安芸国分寺の文化財(建物)

更新日:2017年09月25日

仁王門と護摩堂

國分寺仁王門
平成11年2月18日指定 市重要文化財

この國分寺仁王門は、間口3間、奥行2間の典型的な八脚門(3間1戸)で、桁行5.4メートル、梁間3.1メートルを測ります。柱は全て円柱を用いており、棟通りに扉を吊っています。
両脇の後方間には仁王像が安置され、前方間は土間としてつくられれ、仁王像への礼拝場とする平面形式を採っています。こうした形式は、中世期に一部の仁王門で用いられたものです。
また、門の形状は柱上舟肘木を置くだけの極めて簡素な意匠です。
当初の屋根は、茅葺か杮葺であったと考えられますが、明治期に桟瓦葺に改められ近年にも桟瓦の葺き替えが行われています。扉は江戸時代、天井と垂木より上は近年の材ですが、柱や舟肘木さらに一部の貫が当初材です。このように数度の修造が行われていますが、建立年代は、部材の経年劣化と建築意匠上から16世紀中期と考えられます。
棟には22枚の祈祷札が残っていますが、最も古いものは裏面に「仁王堂」銘が見られる天文16年(1547)のもので、推定される仁王門の建立時期と矛盾しません。
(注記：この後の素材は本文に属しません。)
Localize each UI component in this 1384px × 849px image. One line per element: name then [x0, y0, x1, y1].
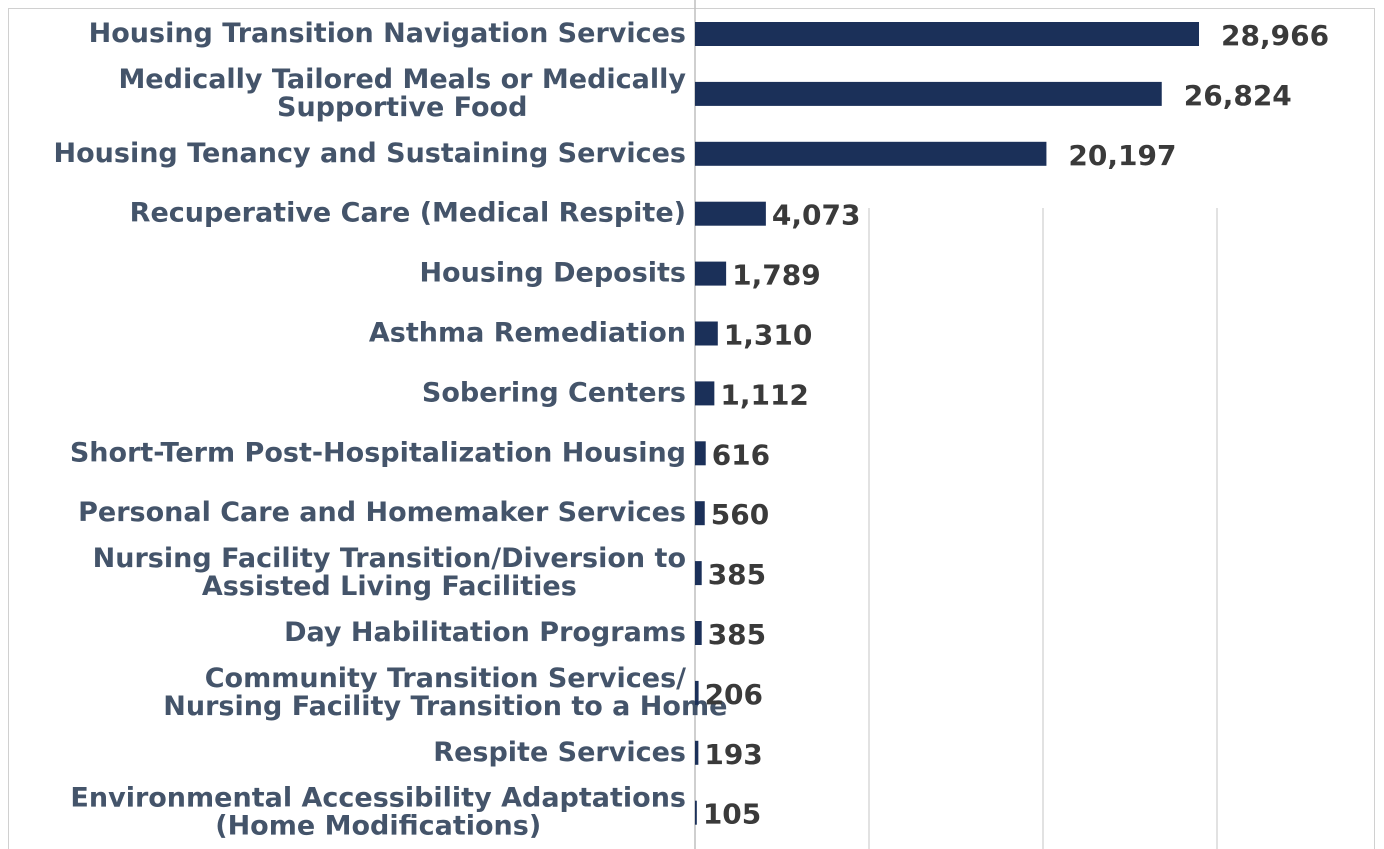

東広島市内で唯一現存する中世の大規模な建造物であり、当時の安芸国分寺を考える上で貴重なものです。なお、『八箇国御時代分限帳』によると、文禄年間(1592~95)に安芸国分寺は、毛利氏より30石の所領を与えられていました。

 

 

 

國分寺護摩堂
平成11年2月18日指定 市重要文化財

護摩堂は、特別に設けられた祭壇の火炉で乳木などを燃やし、本尊(不動明王)に祈願する護摩供養を行う建造物です。國分寺護摩堂は、広島藩主の病気平癒や武運長久を祈祷していたため、正面向拝の中備には、浅野家の家紋である違鷹羽紋が取り付けられています。
この護摩堂は、ほぼ20尺四方の平面を全面3間、側面を2間としたもので、桁行5.9メートル、梁間6.9メートルを測ります。背面には半間幅の下屋を付けています。
細部の意匠は、装飾的で地方色が強いものです。建築様式は、唐様を主体としていますが、肘木の形状や内部の小組格天井などに和様の手法が用いられています。向拝の組物は特殊で、連三斗を用いず、出三斗の上にさらに一段の斗肘木を重ねています。また、主屋の組物の構成も唐様の出組ですが、壁月の長い肘木の上に、通常3個の斗をここでは5個並べています。軒は2軒平行繁垂木とし、向拝の打越し垂木は、照り起くりを付けた茨垂木です。さらに妻飾は虹梁大瓶束式です。建築年代は、建築意匠上から18世紀後半から19世紀初期と考えられます。
この護摩堂は、江戸時代後期の重厚で装飾的な細部意匠を用いた建築物であり、この地域最大の規模を誇っています。当時の建築技術や文化をよく示す好例と言えます。